Benchmarks

Every figure on this page is wrapped in claim markup pointing to its published source file under /proofs/ — and this site's build fails if any figure stops matching its source. Raw logs are published as-is (redaction of local identifiers is declared in their first line; figures untouched).
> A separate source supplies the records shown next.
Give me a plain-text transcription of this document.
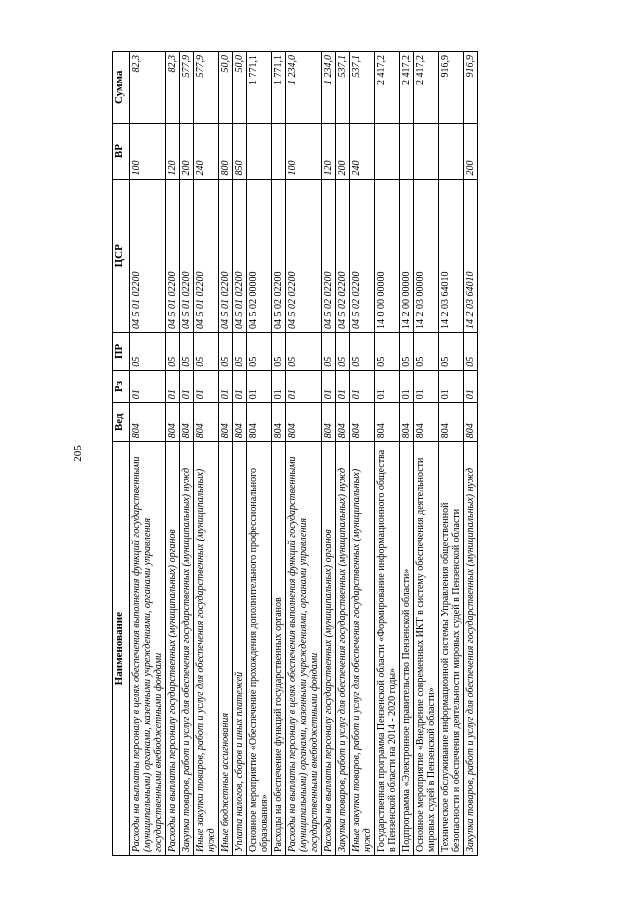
205
Наименование	Вед	Рз	ПР	ЦСР	ВР	Сумма
Расходы на выплаты персоналу в целях обеспечения выполнения функций государственными (муниципальными) органами, казенными учреждениями, органами управления государственными внебюджетными фондами	804	01	05	04 5 01 02200	100	82,3
Расходы на выплаты персоналу государственных (муниципальных) органов	804	01	05	04 5 01 02200	120	82,3
Закупка товаров, работ и услуг для обеспечения государственных (муниципальных) нужд	804	01	05	04 5 01 02200	200	577,9
Иные закупки товаров, работ и услуг для обеспечения государственных (муниципальных) нужд	804	01	05	04 5 01 02200	240	577,9
Иные бюджетные ассигнования	804	01	05	04 5 01 02200	800	50,0
Уплата налогов, сборов и иных платежей	804	01	05	04 5 01 02200	850	50,0
Основное мероприятие «Обеспечение прохождения дополнительного профессионального образования»	804	01	05	04 5 02 00000		1 771,1
Расходы на обеспечение функций государственных органов	804	01	05	04 5 02 02200		1 771,1
Расходы на выплаты персоналу в целях обеспечения выполнения функций государственными (муниципальными) органами, казенными учреждениями, органами управления государственными внебюджетными фондами	804	01	05	04 5 02 02200	100	1 234,0
Расходы на выплаты персоналу государственных (муниципальных) органов	804	01	05	04 5 02 02200	120	1 234,0
Закупка товаров, работ и услуг для обеспечения государственных (муниципальных) нужд	804	01	05	04 5 02 02200	200	537,1
Иные закупки товаров, работ и услуг для обеспечения государственных (муниципальных) нужд	804	01	05	04 5 02 02200	240	537,1
Государственная программа Пензенской области «Формирование информационного общества в Пензенской области на 2014 - 2020 годы»	804	01	05	14 0 00 00000		2 417,2
Подпрограмма «Электронное правительство Пензенской области»	804	01	05	14 2 00 00000		2 417,2
Основное мероприятие «Внедрение современных ИКТ в систему обеспечения деятельности мировых судей в Пензенской области»	804	01	05	14 2 03 00000		2 417,2
Техническое обслуживание информационной системы Управления общественной безопасности и обеспечения деятельности мировых судей в Пензенской области	804	01	05	14 2 03 64010		916,9
Закупка товаров, работ и услуг для обеспечения государственных (муниципальных) нужд	804	01	05	14 2 03 64010	200	916,9
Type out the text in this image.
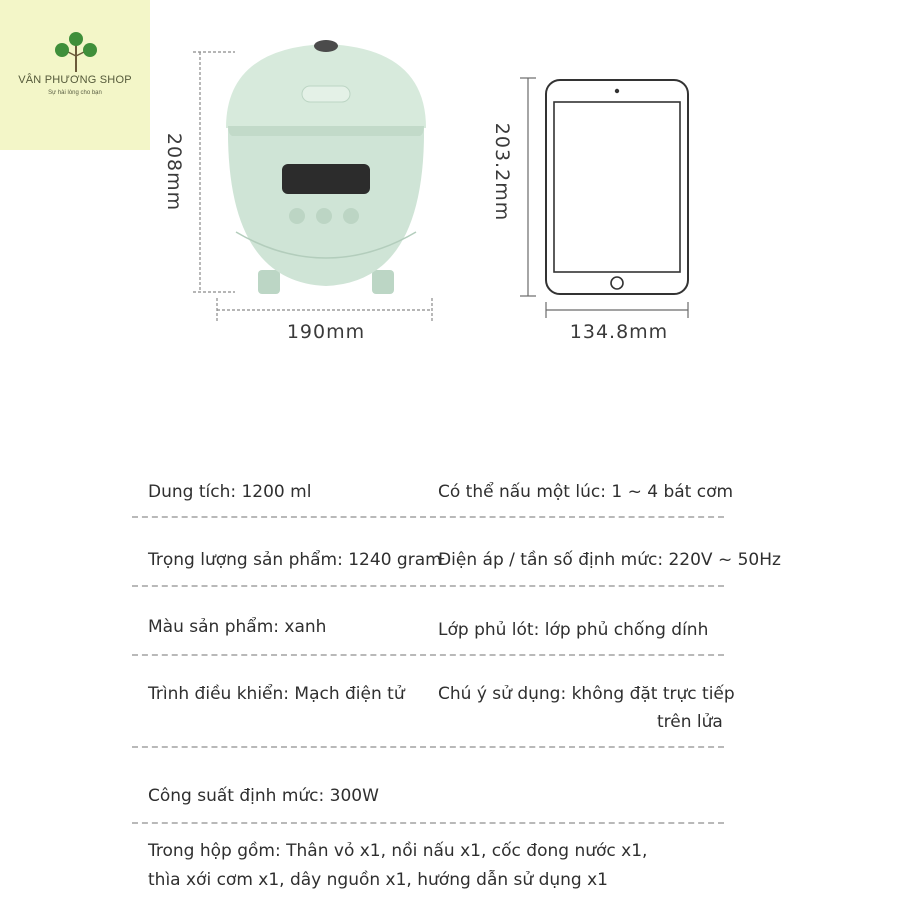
VÂN PHƯƠNG SHOP
Sự hài lòng cho bạn
208mm
190mm
203.2mm
134.8mm
Dung tích: 1200 ml	Có thể nấu một lúc: 1 ~ 4 bát cơm
Trọng lượng sản phẩm: 1240 gram
Điện áp / tần số định mức: 220V ~ 50Hz
Màu sản phẩm: xanh	Lớp phủ lót: lớp phủ chống dính
Trình điều khiển: Mạch điện tử Chú ý sử dụng: không đặt trực tiếp
trên lửa
Công suất định mức: 300W
Trong hộp gồm: Thân vỏ x1, nồi nấu x1, cốc đong nước x1,
thìa xới cơm x1, dây nguồn x1, hướng dẫn sử dụng x1
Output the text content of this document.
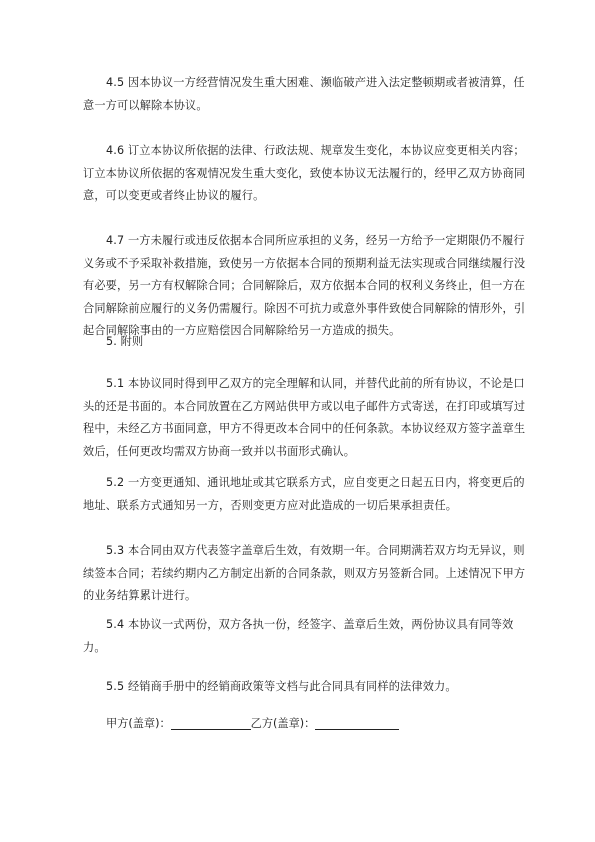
4.5 因本协议一方经营情况发生重大困难、濒临破产进入法定整顿期或者被清算，任意一方可以解除本协议。

4.6 订立本协议所依据的法律、行政法规、规章发生变化，本协议应变更相关内容；订立本协议所依据的客观情况发生重大变化，致使本协议无法履行的，经甲乙双方协商同意，可以变更或者终止协议的履行。

4.7 一方未履行或违反依据本合同所应承担的义务，经另一方给予一定期限仍不履行义务或不予采取补救措施，致使另一方依据本合同的预期利益无法实现或合同继续履行没有必要，另一方有权解除合同；合同解除后，双方依据本合同的权利义务终止，但一方在合同解除前应履行的义务仍需履行。除因不可抗力或意外事件致使合同解除的情形外，引起合同解除事由的一方应赔偿因合同解除给另一方造成的损失。

5. 附则

5.1 本协议同时得到甲乙双方的完全理解和认同，并替代此前的所有协议，不论是口头的还是书面的。本合同放置在乙方网站供甲方或以电子邮件方式寄送，在打印或填写过程中，未经乙方书面同意，甲方不得更改本合同中的任何条款。本协议经双方签字盖章生效后，任何更改均需双方协商一致并以书面形式确认。

5.2 一方变更通知、通讯地址或其它联系方式，应自变更之日起五日内，将变更后的地址、联系方式通知另一方，否则变更方应对此造成的一切后果承担责任。

5.3 本合同由双方代表签字盖章后生效，有效期一年。合同期满若双方均无异议，则续签本合同；若续约期内乙方制定出新的合同条款，则双方另签新合同。上述情况下甲方的业务结算累计进行。

5.4 本协议一式两份，双方各执一份，经签字、盖章后生效，两份协议具有同等效力。

5.5 经销商手册中的经销商政策等文档与此合同具有同样的法律效力。

甲方(盖章)：	乙方(盖章)：
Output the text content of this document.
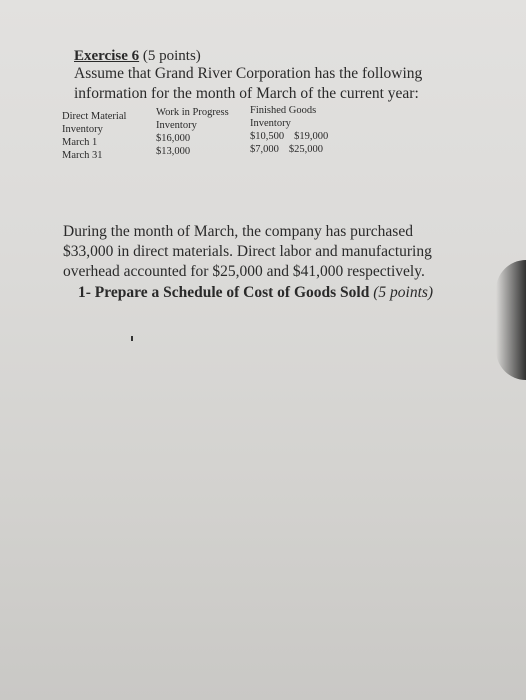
Exercise 6 (5 points)
Assume that Grand River Corporation has the following
information for the month of March of the current year:
Direct Material
Inventory
March 1
March 31
Work in Progress
Inventory
$16,000
$13,000
Finished Goods
Inventory
$10,500 $19,000
$7,000 $25,000
During the month of March, the company has purchased
$33,000 in direct materials. Direct labor and manufacturing
overhead accounted for $25,000 and $41,000 respectively.
1- Prepare a Schedule of Cost of Goods Sold (5 points)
Runtime OOM-recovery — three GPU vendors

Tested: boot deliberately impossible configs and let the recovery ladder work (KV-quant → context → offload). Result: NVIDIA RTX 3070 (CUDA): a 262144-token context request recovered to 131072 and served a real reply. AMD Radeon 780M (Vulkan): recovered 1000000→500000 and served. Apple M1 (Metal): runs & serves; forced-OOM recovery not yet demonstrated there. 2026-06 · raw: RESULTS → · AMD → · cross-platform →

Watchdog — mid-generation VRAM collapse, real pressure

Tested: a second GPU process loads mid-generation (the "you opened a game" event), on an RTX 4070 Laptop 8 GB. Result: floor crossed at 102 MiB free → controlled restart → recovered in 223.9 s at context 8192 → 4096 on the same port, under sustained pressure — then served. Honest cost: the generation in flight is lost. Counter-test: 0 soft alerts, 0 interventions on normal runs. 2026-06-11 · raw log →

Persistence — the config that booted is remembered

Tested: cold launch vs warm launch of a 9.5 GB MoE model on the 8 GB RTX 4070; artificial fingerprint invalidation; poisoned cache entry. Result: cold plan 222.63 s → warm boot directly at the known-good config; a failed attempt costs ~220 s of model loading — the cache exists so it is never paid twice. Invalidation and append-only supersede both proven. 2026-06-11 · raw log →

Install — zero prerequisites, host and clean VM

Tested: scrubbed environment on the host, then a brand-new Windows 11 VM with no toolchain (no GPU → CPU target). Result: host: 7.6 s from cold to a served completion (1 GB test model on disk, pinned b9592 fetch + mandatory SHA256 included). Clean VM: booted in 10.04s, 12.2s total — after the pass found and fixed two real first-run blockers (lazy TLS root store; missing MSVC runtime DLLs). 2026-06-11 · raw log →

Energy — measured, not estimated

Tested: RAPL (CPU package) + nvidia-smi during boot and a 256-token decode; Ryzen 7 8845HS + RTX 4070 Laptop. Result: decode 215.13 J over 4.41 s = 48.8 W CPU avg = 0.84 J/token (CPU-side), GPU 37.4 W avg. Without the measuring tool installed, the field is absent — never estimated. 2026-06-11 · raw log →